En vrai pacificateur, le Pape s’engagea à fond pour arriver à une paix effective à Rome et en Italie, ouvrant des tractations serrées avec le roi lombard Agilulf. Cette négociation aboutit à une période de trêve d’environ trois ans (598-601), à la suite de laquelle il fut possible de signer en 603 un armistice plus stable. Ce résultat positif fut acquis grâce également à des contacts que, entre temps, le Pape entretenait en parallèle avec la reine Théodelinde, qui était princesse bavaroise et qui, à la différence des chefs des autres peuples germaniques, était catholique, profondément catholique. On conserve une série de lettres du Pape Grégoire à cette reine, qui montrent l’estime et l’amitié qu’il lui portait. Théodelinde réussit peu à peu à orienter le roi vers le catholicisme, préparant ainsi la voie à la paix. Le Pape se préoccupa aussi d’envoyer à la reine des reliques destinées à la basilique Saint-Jean-Baptiste qu’elle avait fait ériger à Monza, comme il ne manqua pas de lui faire parvenir l’expression de ses vœux et des cadeaux précieux pour la même cathédrale de Monza à l’occasion de la naissance et du baptême de son fils Adaloald. La vie de cette reine apporte un témoignage précieux quant à l’importance des femmes dans l’histoire de l’Église. Fondamentalement, les objectifs que Grégoire poursuivit constamment sont au nombre de trois : contenir l’expansion lombarde en Italie ; préserver la reine Théodelinde de l’influence des schismatiques et renforcer sa foi catholique ; servir de médiateur entre les Lombards et les Byzantins en vue d’un accord qui garantisse la paix dans la péninsule en même temps qu’il permette d’exercer une action évangélisatrice chez les Lombards eux-mêmes. Son orientation constante dans cette situation complexe fut donc double : promouvoir l’entente sur le plan diplomatico-politique, et répandre l’annonce de la vraie foi dans les populations.

Un homme immergé en Dieu

À côté de son action purement spirituelle et pastorale, le Pape Grégoire fut le protagoniste très actif d’une activité sociale multiforme. Avec les revenus de l’important patrimoine que le Siège romain possédait en Italie, particulièrement en Sicile, il acheta et distribua du grain, secourut qui était dans le besoin, aida les prêtres, moines et moniales vivant dans l’indigence, paya le rachat de citoyens tombés aux mains des Lombards, conclut armistices et trêves. Il accomplit en outre, à Rome et en d’autres parties de l’Italie, un effort soutenu de réorganisation administrative, donnant des instructions précises pour que les biens de l’Église, utiles à sa subsistance et à son œuvre évangélisatrice dans le monde, soient gérés dans une rectitude absolue et selon les règles de la justice et de la miséricorde. Il exigeait que les colons soient protégés des prévarications commises par les concessionnaires des terres propriétés d’Église, et que, en cas de fraude, ils soient promptement remboursés pour que le visage de l’Épouse du Christ ne soit pas entaché de profits malhonnêtes.
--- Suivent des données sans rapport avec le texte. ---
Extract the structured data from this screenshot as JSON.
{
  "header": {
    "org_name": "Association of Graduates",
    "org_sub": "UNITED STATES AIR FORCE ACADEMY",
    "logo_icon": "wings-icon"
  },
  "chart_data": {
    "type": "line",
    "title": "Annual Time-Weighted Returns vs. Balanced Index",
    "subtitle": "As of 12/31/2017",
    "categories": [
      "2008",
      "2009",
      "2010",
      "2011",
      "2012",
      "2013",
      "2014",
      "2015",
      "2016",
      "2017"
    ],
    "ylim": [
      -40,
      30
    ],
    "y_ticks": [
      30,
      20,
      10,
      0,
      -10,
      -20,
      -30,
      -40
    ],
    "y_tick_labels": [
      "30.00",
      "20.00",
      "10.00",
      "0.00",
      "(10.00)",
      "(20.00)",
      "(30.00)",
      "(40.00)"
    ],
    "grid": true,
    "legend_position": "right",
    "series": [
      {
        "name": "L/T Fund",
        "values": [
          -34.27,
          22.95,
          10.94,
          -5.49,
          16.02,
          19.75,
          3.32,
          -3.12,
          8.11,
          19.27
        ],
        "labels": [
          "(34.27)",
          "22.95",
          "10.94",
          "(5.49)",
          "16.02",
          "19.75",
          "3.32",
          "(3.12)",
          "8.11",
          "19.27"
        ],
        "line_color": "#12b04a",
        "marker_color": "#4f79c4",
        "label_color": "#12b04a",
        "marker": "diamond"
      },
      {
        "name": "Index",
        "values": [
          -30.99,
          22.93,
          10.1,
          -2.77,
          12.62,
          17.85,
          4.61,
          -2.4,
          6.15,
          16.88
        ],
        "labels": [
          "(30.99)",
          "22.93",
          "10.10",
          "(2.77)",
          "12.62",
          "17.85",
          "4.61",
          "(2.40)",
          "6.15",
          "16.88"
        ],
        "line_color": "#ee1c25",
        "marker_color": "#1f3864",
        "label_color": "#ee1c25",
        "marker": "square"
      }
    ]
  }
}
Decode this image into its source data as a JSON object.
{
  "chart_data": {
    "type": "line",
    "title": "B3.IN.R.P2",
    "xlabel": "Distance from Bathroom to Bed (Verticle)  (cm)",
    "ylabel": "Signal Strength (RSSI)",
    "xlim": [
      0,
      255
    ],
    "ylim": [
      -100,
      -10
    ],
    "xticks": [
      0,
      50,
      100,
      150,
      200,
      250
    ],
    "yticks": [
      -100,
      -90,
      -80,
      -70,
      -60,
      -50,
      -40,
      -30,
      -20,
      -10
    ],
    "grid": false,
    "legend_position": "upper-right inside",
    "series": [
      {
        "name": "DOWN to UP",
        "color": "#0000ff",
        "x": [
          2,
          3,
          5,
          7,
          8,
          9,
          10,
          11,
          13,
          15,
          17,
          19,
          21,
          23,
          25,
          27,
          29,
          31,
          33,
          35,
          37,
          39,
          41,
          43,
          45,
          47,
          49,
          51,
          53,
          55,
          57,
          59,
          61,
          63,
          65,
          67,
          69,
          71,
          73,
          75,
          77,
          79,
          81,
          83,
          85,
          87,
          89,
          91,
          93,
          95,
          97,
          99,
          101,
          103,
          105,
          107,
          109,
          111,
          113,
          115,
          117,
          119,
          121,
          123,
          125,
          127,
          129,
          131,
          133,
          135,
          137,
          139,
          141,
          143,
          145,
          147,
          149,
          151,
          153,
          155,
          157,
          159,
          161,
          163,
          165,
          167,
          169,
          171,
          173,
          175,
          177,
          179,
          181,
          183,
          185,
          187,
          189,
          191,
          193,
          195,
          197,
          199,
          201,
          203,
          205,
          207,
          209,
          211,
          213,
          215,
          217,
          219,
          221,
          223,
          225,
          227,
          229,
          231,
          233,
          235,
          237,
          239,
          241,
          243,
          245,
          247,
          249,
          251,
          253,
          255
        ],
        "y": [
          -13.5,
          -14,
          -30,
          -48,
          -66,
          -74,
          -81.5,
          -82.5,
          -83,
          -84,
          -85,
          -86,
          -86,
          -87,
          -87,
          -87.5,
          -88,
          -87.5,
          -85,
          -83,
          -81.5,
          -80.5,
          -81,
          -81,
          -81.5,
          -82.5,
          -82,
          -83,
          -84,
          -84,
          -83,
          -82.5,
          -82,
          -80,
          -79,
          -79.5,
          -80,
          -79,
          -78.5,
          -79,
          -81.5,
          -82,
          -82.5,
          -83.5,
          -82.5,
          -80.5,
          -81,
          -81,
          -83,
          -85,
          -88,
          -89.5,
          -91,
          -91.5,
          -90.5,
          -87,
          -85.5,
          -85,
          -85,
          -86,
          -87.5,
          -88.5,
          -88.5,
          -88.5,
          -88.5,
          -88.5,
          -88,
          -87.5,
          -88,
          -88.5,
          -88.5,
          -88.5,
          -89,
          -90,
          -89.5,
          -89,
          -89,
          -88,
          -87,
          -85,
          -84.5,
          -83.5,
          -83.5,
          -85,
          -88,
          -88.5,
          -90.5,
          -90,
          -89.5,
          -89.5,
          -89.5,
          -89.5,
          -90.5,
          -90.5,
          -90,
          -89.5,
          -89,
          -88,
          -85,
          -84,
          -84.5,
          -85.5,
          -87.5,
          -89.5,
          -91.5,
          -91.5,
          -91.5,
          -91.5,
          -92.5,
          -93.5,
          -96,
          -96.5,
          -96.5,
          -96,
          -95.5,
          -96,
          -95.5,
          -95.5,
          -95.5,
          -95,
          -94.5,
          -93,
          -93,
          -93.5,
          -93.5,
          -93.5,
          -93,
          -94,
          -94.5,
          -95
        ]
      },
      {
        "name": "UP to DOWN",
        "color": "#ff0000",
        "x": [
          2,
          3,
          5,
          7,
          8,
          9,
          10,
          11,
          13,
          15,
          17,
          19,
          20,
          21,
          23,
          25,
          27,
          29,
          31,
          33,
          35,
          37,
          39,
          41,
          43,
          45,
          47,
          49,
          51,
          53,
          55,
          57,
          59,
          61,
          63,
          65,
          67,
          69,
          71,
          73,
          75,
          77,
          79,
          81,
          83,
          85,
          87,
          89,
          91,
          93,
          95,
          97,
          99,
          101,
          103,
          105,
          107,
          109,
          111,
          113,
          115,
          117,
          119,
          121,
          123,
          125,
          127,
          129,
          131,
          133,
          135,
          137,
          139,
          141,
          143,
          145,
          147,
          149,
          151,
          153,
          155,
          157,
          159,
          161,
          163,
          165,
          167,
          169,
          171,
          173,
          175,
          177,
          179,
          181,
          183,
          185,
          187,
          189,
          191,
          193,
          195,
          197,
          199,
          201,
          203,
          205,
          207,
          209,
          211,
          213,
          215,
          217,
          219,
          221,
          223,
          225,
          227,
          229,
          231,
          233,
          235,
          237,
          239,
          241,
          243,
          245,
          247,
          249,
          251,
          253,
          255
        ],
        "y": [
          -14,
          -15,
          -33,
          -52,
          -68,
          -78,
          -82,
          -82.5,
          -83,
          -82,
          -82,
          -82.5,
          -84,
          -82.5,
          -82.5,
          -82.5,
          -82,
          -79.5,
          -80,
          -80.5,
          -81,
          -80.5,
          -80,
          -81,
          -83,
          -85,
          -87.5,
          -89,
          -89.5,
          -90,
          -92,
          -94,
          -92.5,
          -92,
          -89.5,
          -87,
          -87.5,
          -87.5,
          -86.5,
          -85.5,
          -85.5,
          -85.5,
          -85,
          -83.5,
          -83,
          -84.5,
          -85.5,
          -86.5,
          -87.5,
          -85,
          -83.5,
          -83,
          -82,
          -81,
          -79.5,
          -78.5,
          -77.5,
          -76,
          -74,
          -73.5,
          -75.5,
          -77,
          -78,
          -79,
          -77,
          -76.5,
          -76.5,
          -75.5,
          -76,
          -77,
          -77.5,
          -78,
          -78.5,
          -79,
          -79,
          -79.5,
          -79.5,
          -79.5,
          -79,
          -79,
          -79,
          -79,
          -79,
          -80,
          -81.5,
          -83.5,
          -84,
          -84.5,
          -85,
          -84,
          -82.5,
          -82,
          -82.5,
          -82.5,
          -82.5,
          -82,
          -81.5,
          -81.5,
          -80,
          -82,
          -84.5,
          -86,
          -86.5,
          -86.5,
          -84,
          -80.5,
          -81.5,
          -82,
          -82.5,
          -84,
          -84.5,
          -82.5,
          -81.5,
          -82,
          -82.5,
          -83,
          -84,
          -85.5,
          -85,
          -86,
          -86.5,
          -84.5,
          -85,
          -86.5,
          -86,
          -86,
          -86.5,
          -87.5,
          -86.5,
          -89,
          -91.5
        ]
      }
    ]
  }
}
Grégoire se livra à cette intense activité en dépit d’une santé déficiente qui le contraignait souvent à rester alité pendant des jours entiers. Les jeûnes pratiqués pendant ses années de vie monastique avaient entraîné des troubles de l’appareil digestif. En plus, il avait une voix très faible qui l’obligeait souvent à confier au diacre la lecture de ses homélies pour que les fidèles présents dans les basiliques romaines pussent l’entendre. Il faisait toutefois tout son possible pour célébrer aux jours de fête la Missarum solemnia, c’est-à-dire la Messe solennelle, et à ce moment, il rencontrait personnellement le Peuple de Dieu qui lui était très attaché parce qu’il trouvait en lui la référence sûre sur laquelle s’appuyer pour s’assurer la sécurité : ce n’est pas par hasard que lui fut bientôt attribué le titre de consul Dei. En dépit des conditions très difficiles dans lesquelles il dut œuvrer, il réussit, par la sainteté de vie et sa riche humanité, à s’attacher la confiance des fidèles, obtenant pour son temps et pour l’avenir des résultats véritablement grandioses. C’était un homme immergé en Dieu : le désir de Dieu brûlait toujours ardemment au fond de son âme, et c’est pour cela qu’il resta toujours proche d’autrui, attentif aux besoins du peuple de son époque. En une période désastreuse, voire même désespérée, il sut créer la paix et redonner espoir. Cet homme de Dieu nous montre où se trouvent les vraies sources de la paix, d’où vient la véritable espérance, et ainsi devient-il un guide pour nous aussi aujourd’hui.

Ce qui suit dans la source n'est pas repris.